Nick Kalmar

Personal information
- Full name: Nicholas Kalmar
- Date of birth: 15 October 1987 (age 38)
- Place of birth: Melbourne, Australia
- Height: 1.90 m (6 ft 3 in)
- Positions: Attacking midfielder; second striker;

Youth career
- Melbourne Knights

Senior career*
- Years: Team / Apps / (Gls)
- 2004–2005: Altona / 44 / (3)
- 2006: Preston Lions / 5 / (2)
- 2006: St Albans Saints / 22 / (3)
- 2007: Sunshine Georgies / 22 / (2)
- 2008–2009: Altona Magic / 38 / (6)
- 2010: Oakleigh Cannons / 9 / (2)
- 2010–2014: Melbourne City / 69 / (6)
- 2014–2015: Western Sydney Wanderers / 10 / (1)
- 2016: Geelong SC / 9 / (3)
- 2016: Samut Sakhon / 8 / (2)
- 2016: Arema Cronus / 14 / (1)
- 2017–2018: Dandenong City / 54 / (14)
- 2019: Green Gully / 24 / (4)
- 2020–2022: Dandenong City / 34 / (12)

Managerial career
- 2025–: Dandenong City U23

= Nick Kalmar =

Australian soccer player

Nicholas Kalmar (born 15 October 1987) is an Australian former soccer player who did played for Melbourne Heart and Western Sydney Wanderers in the A-League and also for Altona East, Altona Magic, Sunshine Georgies and Dandenong City.

==Club career==
After his departure from Sunshine George Cross in 2007 he had a stint in Croatia before returning to Australia.
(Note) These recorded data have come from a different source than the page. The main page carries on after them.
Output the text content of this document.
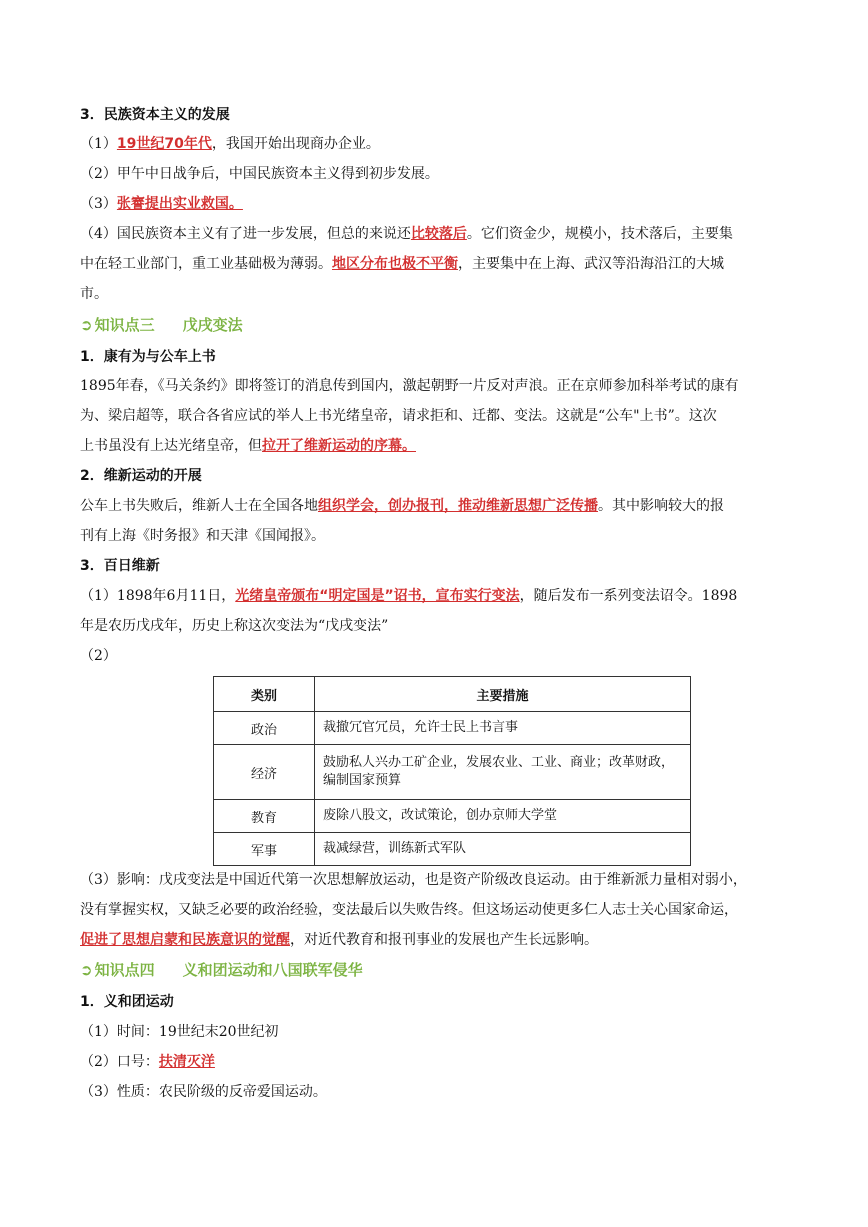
3．民族资本主义的发展
（1）19世纪70年代，我国开始出现商办企业。
（2）甲午中日战争后，中国民族资本主义得到初步发展。
（3）张謇提出实业救国。
（4）国民族资本主义有了进一步发展，但总的来说还比较落后。它们资金少，规模小，技术落后，主要集
中在轻工业部门，重工业基础极为薄弱。地区分布也极不平衡，主要集中在上海、武汉等沿海沿江的大城
市。
➲ 知识点三 戊戌变法
1．康有为与公车上书
1895年春，《马关条约》即将签订的消息传到国内，激起朝野一片反对声浪。正在京师参加科举考试的康有
为、梁启超等，联合各省应试的举人上书光绪皇帝，请求拒和、迁都、变法。这就是“公车"上书”。这次
上书虽没有上达光绪皇帝，但拉开了维新运动的序幕。
2．维新运动的开展
公车上书失败后，维新人士在全国各地组织学会，创办报刊，推动维新思想广泛传播。其中影响较大的报
刊有上海《时务报》和天津《国闻报》。
3．百日维新
（1）1898年6月11日，光绪皇帝颁布“明定国是”诏书，宣布实行变法，随后发布一系列变法诏令。1898
年是农历戊戌年，历史上称这次变法为“戊戌变法”
（2）
类别	主要措施
政治	裁撤冗官冗员，允许士民上书言事
经济	鼓励私人兴办工矿企业，发展农业、工业、商业；改革财政，编制国家预算
教育	废除八股文，改试策论，创办京师大学堂
军事	裁减绿营，训练新式军队
（3）影响：戊戌变法是中国近代第一次思想解放运动，也是资产阶级改良运动。由于维新派力量相对弱小，
没有掌握实权，又缺乏必要的政治经验，变法最后以失败告终。但这场运动使更多仁人志士关心国家命运，
促进了思想启蒙和民族意识的觉醒，对近代教育和报刊事业的发展也产生长远影响。
➲ 知识点四 义和团运动和八国联军侵华
1．义和团运动
（1）时间：19世纪末20世纪初
（2）口号：扶清灭洋
（3）性质：农民阶级的反帝爱国运动。
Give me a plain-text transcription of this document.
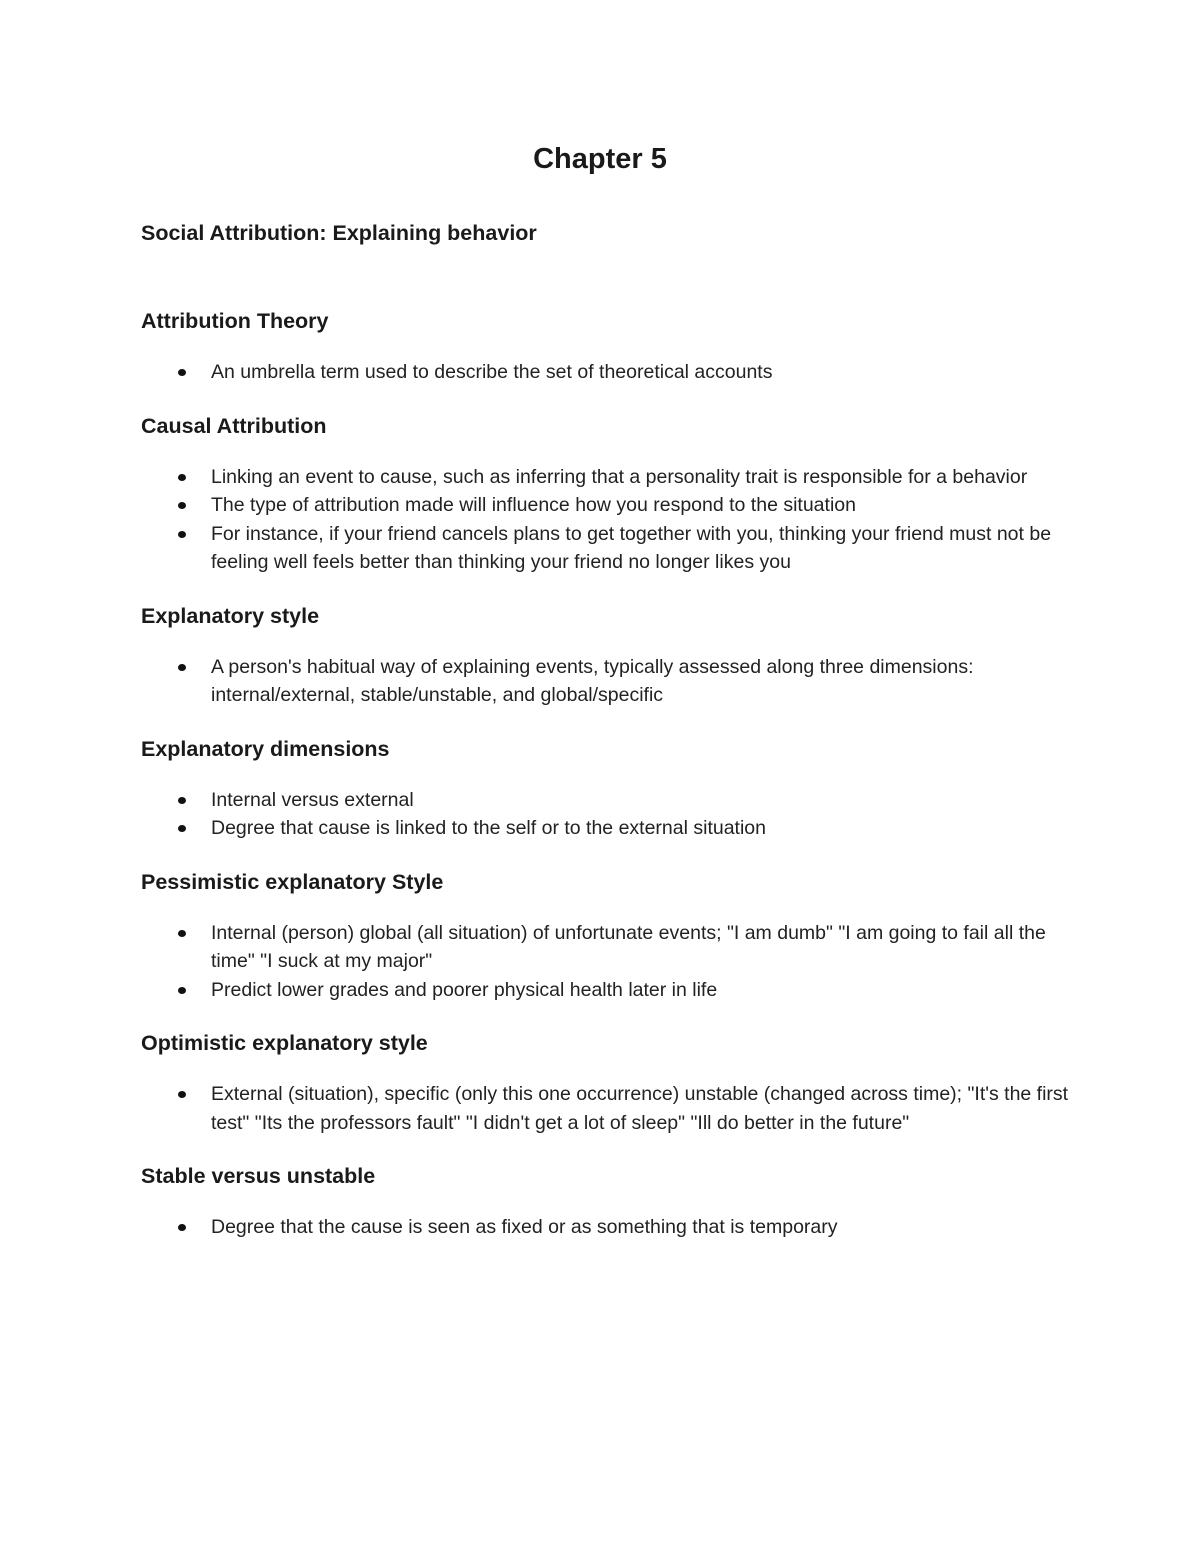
Chapter 5
Social Attribution: Explaining behavior
Attribution Theory
An umbrella term used to describe the set of theoretical accounts
Causal Attribution
Linking an event to cause, such as inferring that a personality trait is responsible for a behavior
The type of attribution made will influence how you respond to the situation
For instance, if your friend cancels plans to get together with you, thinking your friend must not be feeling well feels better than thinking your friend no longer likes you
Explanatory style
A person's habitual way of explaining events, typically assessed along three dimensions: internal/external, stable/unstable, and global/specific
Explanatory dimensions
Internal versus external
Degree that cause is linked to the self or to the external situation
Pessimistic explanatory Style
Internal (person) global (all situation) of unfortunate events; "I am dumb" "I am going to fail all the time" "I suck at my major"
Predict lower grades and poorer physical health later in life
Optimistic explanatory style
External (situation), specific (only this one occurrence) unstable (changed across time); "It's the first test" "Its the professors fault" "I didn't get a lot of sleep" "Ill do better in the future"
Stable versus unstable
Degree that the cause is seen as fixed or as something that is temporary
On 29 June 2010 he signed a one-year contract with Melbourne Heart after impressing head coach, John van 't Schip, in several trials and friendlies before the start of the 2010-2011 A-league season. On 26 December 2014, Kalmar signed to Western Sydney Wanderers on a short-term injury replacement contract. In June 2016, Kalmar joined Victoria State League 2 North-West club Geelong SC, managed by close friend and former teammate Steve Laurie.